Kent Konseyi ile alakalı yazım dolayısı ile farklı yaklaşımlara muhatap oldum. İçeriği dolayısı ile tebrik edenler olduğu gibi eleştiri getirenler de oldu.
Aynı şekilde isim ile alakalı olarak da müspet ve menfi yaklaşımlar oldu.
Toplum son dönemde kavgacı ve ayrıştırıcı bir karakter yapısına evrildiği için dönem dönem fikirlerim doğru anlaşılamıyor.
Bir kişinin belirli bir özelliğine atıfta bulunarak yaptığımız övgü onu mutlak güzel insan haline sokmayacağı gibi, memnun olmadığımız bir özelliğini zikretmemiz de düşmanı olduğumuz anlamına gelmez.
İnsan ; iyiyi kötüden, adaleti zulümden, faydalıyı zararlıdan, güzeli çirkenden ayırabildiği oranda insandır.
Bu hasletler kişide azaldıkça insanlıktan da o oranda uzaklaşmış demektir.
Konuya dönecek olursak ;
Benim AK Parti’ye ve fikriyatına bakış açım herkesin malumudur. Aynı zamanda siyasi iddiam odur ki bu yönetim biçimi ile ne Türkiye’nin ne de İnegöl’ün doğru yönetilmesi mümkün değildir. Ancak birey bazında, insani ilişkiler düzleminde diyaloglarım elbette devam edecektir.
Şu örnek konuyu anlamak için açıklayıcı olacaktır diye umut ediyorum.
Son belediye seçimlerinde Ak Partiden bir çok aday adayı ortaya çıktı.
Aday adaylarından Bülent Temelli ile dostluğumuz çok eskiye dayanır, kendisinden bu güne kadar en ufak bir zarar görmüş değilim. Koyu bir reisçi olduğunu bilirim. Hiç birbirimizi kırdığımızı bilmem.

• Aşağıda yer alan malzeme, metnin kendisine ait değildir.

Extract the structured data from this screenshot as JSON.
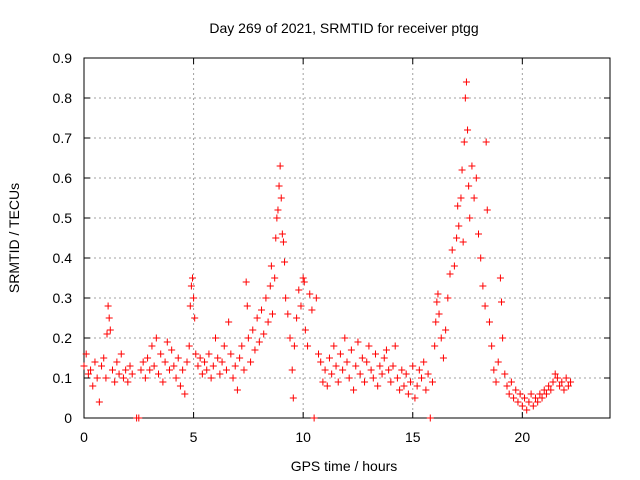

Yavuz Uğurdağ, yıllara dayanan dostluğum vardır. Bir çok konuda fikir alışverişimiz olmuştur. Ticaret odasında birlikte yol yürüdük.

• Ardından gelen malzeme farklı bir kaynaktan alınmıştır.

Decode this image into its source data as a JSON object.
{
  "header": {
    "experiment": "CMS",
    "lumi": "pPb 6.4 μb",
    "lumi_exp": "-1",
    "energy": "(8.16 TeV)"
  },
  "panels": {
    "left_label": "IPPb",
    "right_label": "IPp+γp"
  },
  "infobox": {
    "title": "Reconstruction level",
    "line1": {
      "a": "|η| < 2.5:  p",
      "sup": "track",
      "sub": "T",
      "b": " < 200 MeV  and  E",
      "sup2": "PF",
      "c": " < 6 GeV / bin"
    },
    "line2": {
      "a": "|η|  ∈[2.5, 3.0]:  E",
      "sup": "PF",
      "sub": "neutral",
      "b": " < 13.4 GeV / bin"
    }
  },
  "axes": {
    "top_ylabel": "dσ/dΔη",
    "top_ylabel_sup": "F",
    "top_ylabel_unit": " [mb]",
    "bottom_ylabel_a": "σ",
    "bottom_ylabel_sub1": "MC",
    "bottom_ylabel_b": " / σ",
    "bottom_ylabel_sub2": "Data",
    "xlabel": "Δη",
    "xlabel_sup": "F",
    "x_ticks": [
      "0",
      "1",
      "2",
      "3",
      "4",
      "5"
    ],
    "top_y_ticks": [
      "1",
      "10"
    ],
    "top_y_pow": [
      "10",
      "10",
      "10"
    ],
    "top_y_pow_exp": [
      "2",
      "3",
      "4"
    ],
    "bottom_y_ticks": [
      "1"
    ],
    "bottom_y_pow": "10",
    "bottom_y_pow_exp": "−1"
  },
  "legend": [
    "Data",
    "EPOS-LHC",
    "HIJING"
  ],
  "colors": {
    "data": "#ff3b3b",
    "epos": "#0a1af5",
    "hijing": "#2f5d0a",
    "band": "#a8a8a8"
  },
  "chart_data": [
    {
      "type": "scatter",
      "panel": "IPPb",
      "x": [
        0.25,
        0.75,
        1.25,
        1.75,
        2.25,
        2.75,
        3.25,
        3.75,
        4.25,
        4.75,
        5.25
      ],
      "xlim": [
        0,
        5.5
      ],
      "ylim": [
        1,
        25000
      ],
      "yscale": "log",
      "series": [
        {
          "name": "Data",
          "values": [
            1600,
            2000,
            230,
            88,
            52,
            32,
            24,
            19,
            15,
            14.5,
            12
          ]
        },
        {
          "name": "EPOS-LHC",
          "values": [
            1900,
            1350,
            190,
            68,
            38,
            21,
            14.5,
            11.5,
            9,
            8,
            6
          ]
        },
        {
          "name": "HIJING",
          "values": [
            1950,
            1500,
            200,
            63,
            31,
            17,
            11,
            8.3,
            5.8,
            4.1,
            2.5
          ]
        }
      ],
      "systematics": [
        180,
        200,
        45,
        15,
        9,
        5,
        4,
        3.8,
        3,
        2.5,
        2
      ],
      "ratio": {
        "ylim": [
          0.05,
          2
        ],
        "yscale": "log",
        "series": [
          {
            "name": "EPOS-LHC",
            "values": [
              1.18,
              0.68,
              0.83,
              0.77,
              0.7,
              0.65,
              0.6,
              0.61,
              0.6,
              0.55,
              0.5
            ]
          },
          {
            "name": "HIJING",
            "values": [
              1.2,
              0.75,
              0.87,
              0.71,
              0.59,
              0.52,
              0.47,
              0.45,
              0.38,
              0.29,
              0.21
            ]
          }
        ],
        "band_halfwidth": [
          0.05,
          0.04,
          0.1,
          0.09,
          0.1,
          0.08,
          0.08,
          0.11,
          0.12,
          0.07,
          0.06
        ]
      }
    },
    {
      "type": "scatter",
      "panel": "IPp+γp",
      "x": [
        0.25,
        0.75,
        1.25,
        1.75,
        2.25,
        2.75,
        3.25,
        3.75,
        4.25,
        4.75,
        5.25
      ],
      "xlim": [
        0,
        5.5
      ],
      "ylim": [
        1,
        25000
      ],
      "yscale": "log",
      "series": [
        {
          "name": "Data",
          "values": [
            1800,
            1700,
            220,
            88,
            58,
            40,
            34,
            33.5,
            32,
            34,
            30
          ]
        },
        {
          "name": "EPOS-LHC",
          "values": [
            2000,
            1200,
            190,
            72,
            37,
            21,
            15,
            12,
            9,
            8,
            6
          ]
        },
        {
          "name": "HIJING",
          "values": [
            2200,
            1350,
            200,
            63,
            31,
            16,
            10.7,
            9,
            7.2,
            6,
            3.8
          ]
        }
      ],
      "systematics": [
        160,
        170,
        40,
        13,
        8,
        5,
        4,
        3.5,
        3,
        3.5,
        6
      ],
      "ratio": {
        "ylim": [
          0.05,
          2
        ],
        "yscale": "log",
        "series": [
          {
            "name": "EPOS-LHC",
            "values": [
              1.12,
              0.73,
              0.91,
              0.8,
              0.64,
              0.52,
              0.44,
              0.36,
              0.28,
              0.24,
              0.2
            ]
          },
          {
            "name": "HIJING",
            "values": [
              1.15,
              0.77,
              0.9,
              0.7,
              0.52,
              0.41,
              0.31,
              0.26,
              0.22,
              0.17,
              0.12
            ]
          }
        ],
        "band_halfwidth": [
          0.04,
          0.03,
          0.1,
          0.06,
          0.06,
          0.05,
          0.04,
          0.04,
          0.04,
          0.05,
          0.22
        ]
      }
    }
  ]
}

Rıdvan Kocaağa, yıllara dayılı dostluğumuzda Süper Kanal zamanında çok ekmeğini yedik, araçlarımızın sigortasını yaptırdık. En ufak sürtüşmemiz olmadı.
Nedim Bayram, kendisi amcaoğlum olur. Hep güzel günler geçirdik.
Mahsunu Canbay, özellikle İHH başkanı olduğum dönemde hep iyiliklerine şahit oldum.
Sedat Öpçiner, yıllarca beraber siyaset yaptık. On numara bir kardeşimizdir.
İsmail Kösen, cemiyetçiliğinden tanırım. Hep iyi anılarım var.
Sonuçta ayrı siyasi söylemlere sahibiz ama birçok ortak paydamız var. Yeri geldiğinde her birini öveceğimiz, yeri geldiğinde eleştirel söylemlerle ikaz edeceğimiz abilerimiz, kardeşlerimiz, arkadaşlarımız.